Puerto Rico became independent from Spain in February 1898 but also became a commonwealth of the U.S. in the same year. Now, the island is one of the oldest colonies in the world as it is still considered an American territory today. Puerto Ricans are American citizens, which means they don’t need a passport to enter the United States. They pay federal taxes, but do not have a congressional representative and cannot vote in major elections that will affect their island. It is clear that Puerto Ricans do not receive the same benefits as citizens living in the U.S., but the debate over what they should do about it has been dismissed for the most part for several years. After hurricane Maria hit and the U.S. failed to give sufficient aid, frustration has risen to the surface in the hearts of Puerto Ricans around the world.
Most Puerto Rican youth, like Sebastian Caneles, know this issue inside and out. The fifteen-year-old freshman at Fenway High is the child of two parents from Puerto Rico, and he wears his Puerto Rican flag with pride on culture days at his school. Canales believes that it would be in Puerto Rico’s best interest to become a state.
“I feel like if Puerto Rico becomes an independent country it is going to create a lot of mess, and right now there’s so much violence,” he said. “And if Puerto Rico becomes independent it’s going to be harder to get the benefits that they need and the support.”
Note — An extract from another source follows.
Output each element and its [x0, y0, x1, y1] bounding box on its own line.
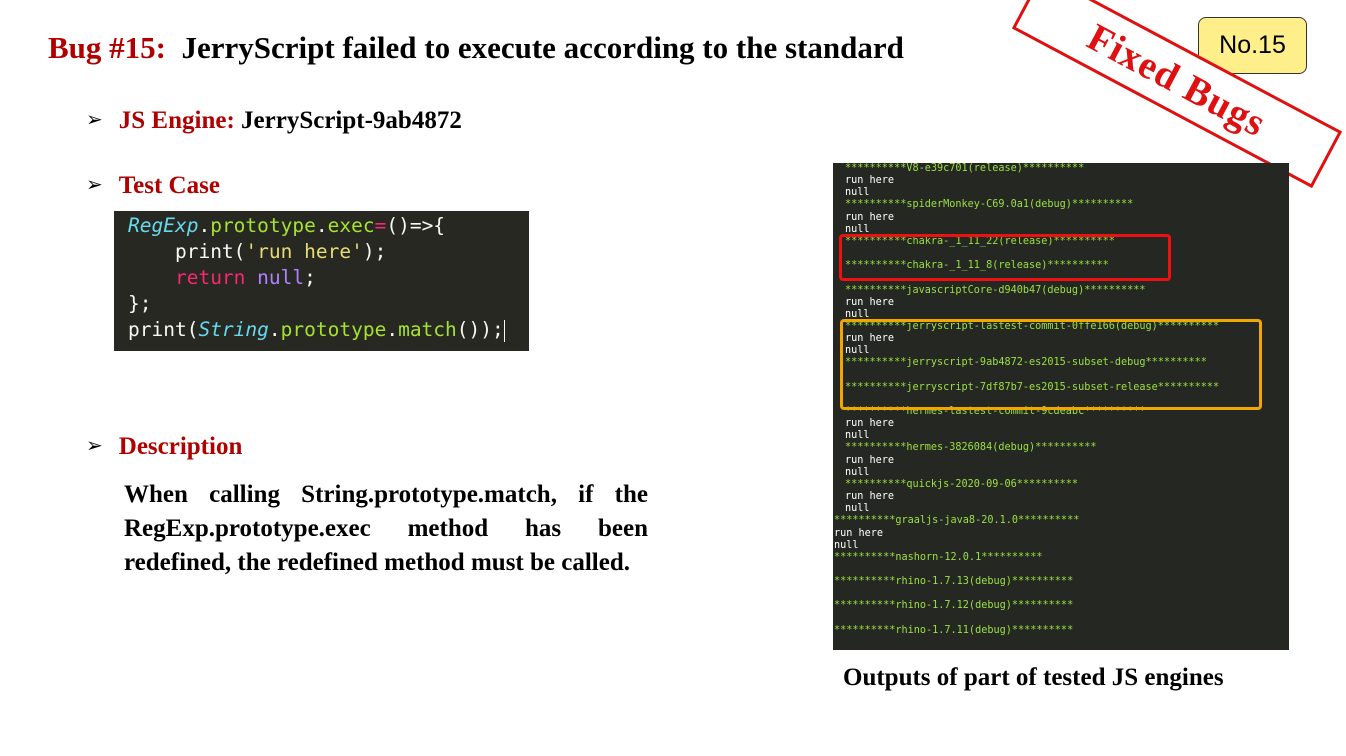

To students unfamiliar with the island's history, it can seem like it’d be easier if Puerto Rico became independent due to its unique culture. However, the more one learns about this delicate topic, the more they understand the true story that is being told. Three Fenway High students who aren’t Puerto Rican were shocked to learn about the injustices that the island has faced over the years. When asked if Puerto Rico should become a state or an independent country, their position changed from “I think they should be independent” to “But if they have no congressmen they can’t just become independent on their own.”
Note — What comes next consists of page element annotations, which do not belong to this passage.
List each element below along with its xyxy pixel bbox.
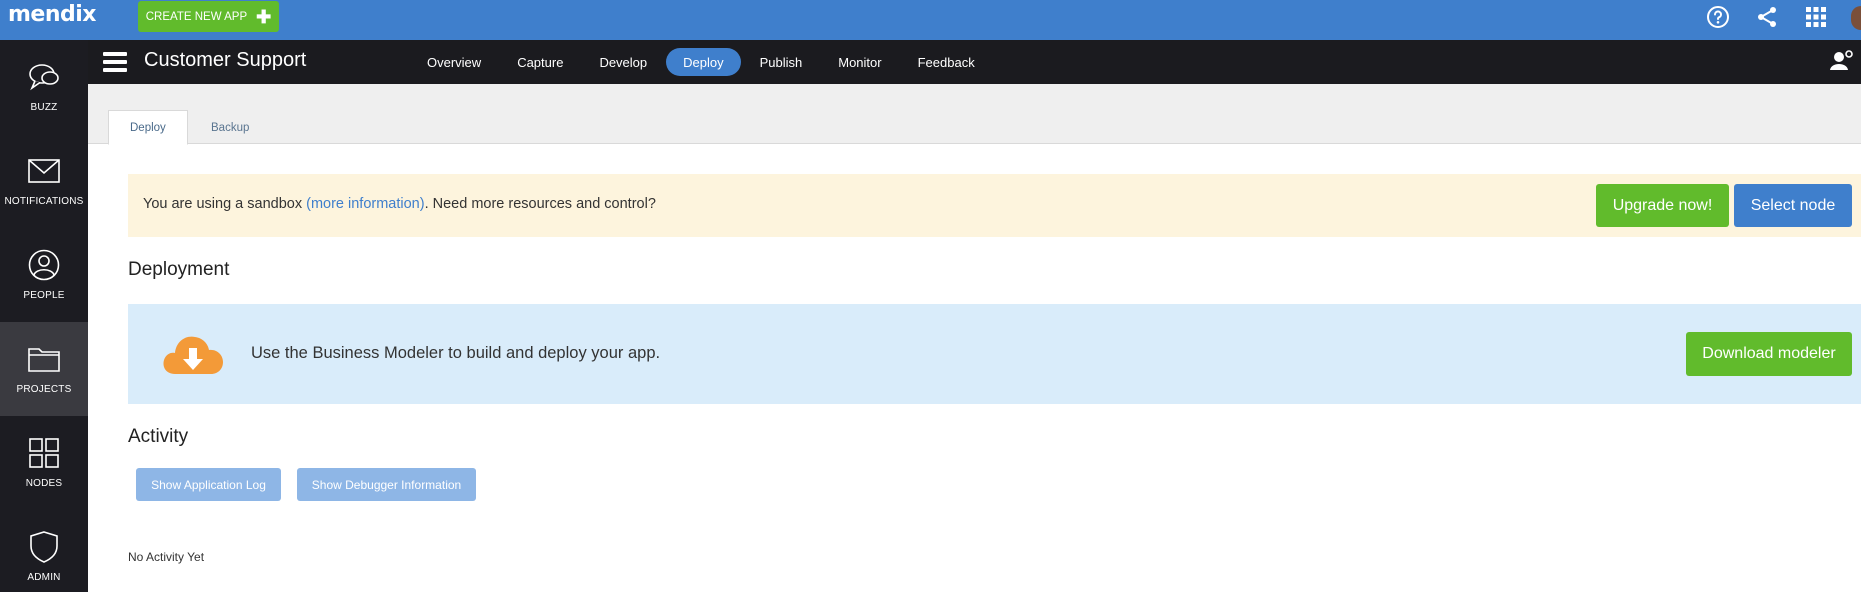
sidebar-item-admin[interactable]: ADMIN: [0, 510, 88, 604]
top-bar: mendix CREATE NEW APP ✚: [0, 0, 1861, 40]
sidebar-item-label: PROJECTS: [16, 384, 72, 395]
create-new-app-label: CREATE NEW APP: [145, 10, 248, 23]
nav-capture[interactable]: Capture: [500, 48, 580, 76]
show-debugger-information-button[interactable]: Show Debugger Information: [297, 468, 476, 501]
grid-icon: [29, 436, 59, 470]
tab-deploy[interactable]: Deploy: [108, 110, 188, 145]
sidebar-item-projects[interactable]: PROJECTS: [0, 322, 88, 416]
nav-monitor[interactable]: Monitor: [821, 48, 898, 76]
show-application-log-button[interactable]: Show Application Log: [136, 468, 281, 501]
nav-deploy[interactable]: Deploy: [666, 48, 741, 76]
nav-develop[interactable]: Develop: [582, 48, 664, 76]
tab-strip: Deploy Backup: [88, 84, 1861, 145]
sidebar-item-label: NOTIFICATIONS: [4, 196, 84, 207]
nav-feedback[interactable]: Feedback: [901, 48, 992, 76]
upgrade-now-button[interactable]: Upgrade now!: [1596, 184, 1729, 227]
chat-bubbles-icon: [27, 60, 61, 94]
activity-heading: Activity: [128, 426, 189, 447]
plus-icon: ✚: [256, 6, 272, 27]
nav-publish[interactable]: Publish: [743, 48, 820, 76]
sidebar-item-label: ADMIN: [27, 572, 61, 583]
download-modeler-button[interactable]: Download modeler: [1686, 332, 1852, 376]
shield-icon: [29, 530, 59, 564]
nav-overview[interactable]: Overview: [410, 48, 498, 76]
mendix-logo[interactable]: mendix: [8, 2, 97, 27]
sidebar-item-label: NODES: [25, 478, 63, 489]
left-sidebar: BUZZ NOTIFICATIONS PEOPLE PROJECTS NODES…: [0, 40, 88, 592]
sidebar-item-buzz[interactable]: BUZZ: [0, 40, 88, 134]
sidebar-item-people[interactable]: PEOPLE: [0, 228, 88, 322]
user-settings-icon[interactable]: [1830, 48, 1854, 72]
sidebar-item-label: BUZZ: [30, 102, 58, 113]
project-title: Customer Support: [144, 49, 307, 71]
person-icon: [28, 248, 60, 282]
menu-icon[interactable]: [103, 52, 127, 72]
sidebar-item-label: PEOPLE: [23, 290, 65, 301]
sandbox-message: You are using a sandbox (more informatio…: [143, 196, 656, 212]
sidebar-item-notifications[interactable]: NOTIFICATIONS: [0, 134, 88, 228]
tab-backup[interactable]: Backup: [190, 110, 270, 145]
sandbox-text-before: You are using a sandbox: [143, 196, 307, 212]
help-icon[interactable]: [1705, 4, 1731, 30]
envelope-icon: [28, 154, 60, 188]
share-icon[interactable]: [1754, 4, 1780, 30]
create-new-app-button[interactable]: CREATE NEW APP ✚: [138, 1, 279, 32]
deployment-heading: Deployment: [128, 259, 230, 280]
avatar[interactable]: [1851, 6, 1861, 30]
select-node-button[interactable]: Select node: [1734, 184, 1852, 227]
sandbox-text-after: . Need more resources and control?: [424, 196, 656, 212]
project-header: Customer Support Overview Capture Develo…: [88, 40, 1861, 84]
cloud-download-icon: [161, 330, 225, 378]
folder-icon: [28, 342, 60, 376]
apps-grid-icon[interactable]: [1803, 4, 1829, 30]
no-activity-text: No Activity Yet: [128, 550, 205, 564]
more-information-link[interactable]: (more information): [306, 196, 424, 212]
project-nav: Overview Capture Develop Deploy Publish …: [410, 48, 994, 76]
modeler-message: Use the Business Modeler to build and de…: [251, 344, 661, 362]
sidebar-item-nodes[interactable]: NODES: [0, 416, 88, 510]
modeler-banner: Use the Business Modeler to build and de…: [128, 304, 1861, 404]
Statehood is a popular choice for Puerto Ricans because they would gain not only two seats in the U.S. Senate, but also around $20 billion every year, which could be used for the much-needed repairs, according to The Washington Post. Not to mention the connection many Puerto Ricans have with the States as the U.S. has always acted as a support system for the Puerto Rican community. Still, there are some who believe that there are more complex aspects to consider when thinking about a history-making decision such as this.
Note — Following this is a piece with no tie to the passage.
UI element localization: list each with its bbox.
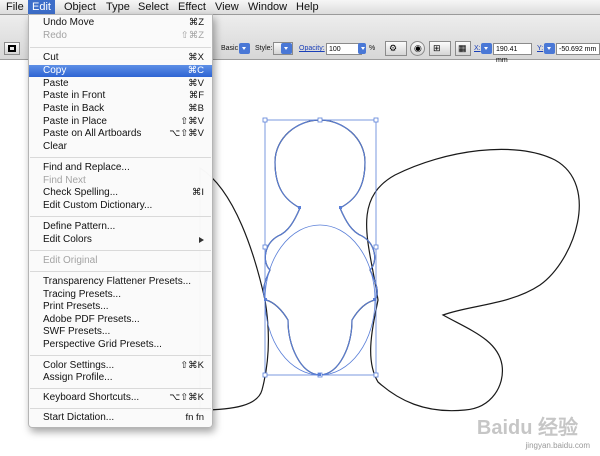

Inquilinos Boricuas en Acción is a non-profit organization that focuses on helping to advance the lives of low-income families with affordable housing, along with art and education programs that help shape young leaders. Pedro Cruz, director of the organization’s Youth Development Program, is a proud Puerto Rican who is enriched by the culture and traditions of his home island. He believes that this topic is one that can not be easily answered with a one-word response.
“This is one of those questions that brings up more questions,” he said. “It’s almost like we want to be a state because of some sense of survival, but is it really in our hearts to be a state, or is it just an act of survival? If we become a state, what’s going to happen to our culture? I would love in my heart of hearts to be independent, but they crippled us to the point that we ask, ‘Are we even capable of being independent?’” He believes that if Puerto Rico was to become independent, it would need a 10-year plan to maintain the island.
Although there hasn’t been any legislative action on Puerto Rico’s standing, there has been conversation surrounding this controversial issue. Rossello has demonstrated an interest in statehood in a tweet stating: “Yes, we are wonderful people: we have weaved American Flag, the fabric of our nation, with our sacrifice and valor fighting in every war since WWI. We are Americans, we are your citizens.”
The future of Puerto Rico is undecided and unclear, but it’s important that Puerto Ricans understand the past.
“What Puerto Ricans are missing out on is self-awareness,” Cruz said. “We need to know our history, know everything that has really been done to us and understand the political history behind our oppression.”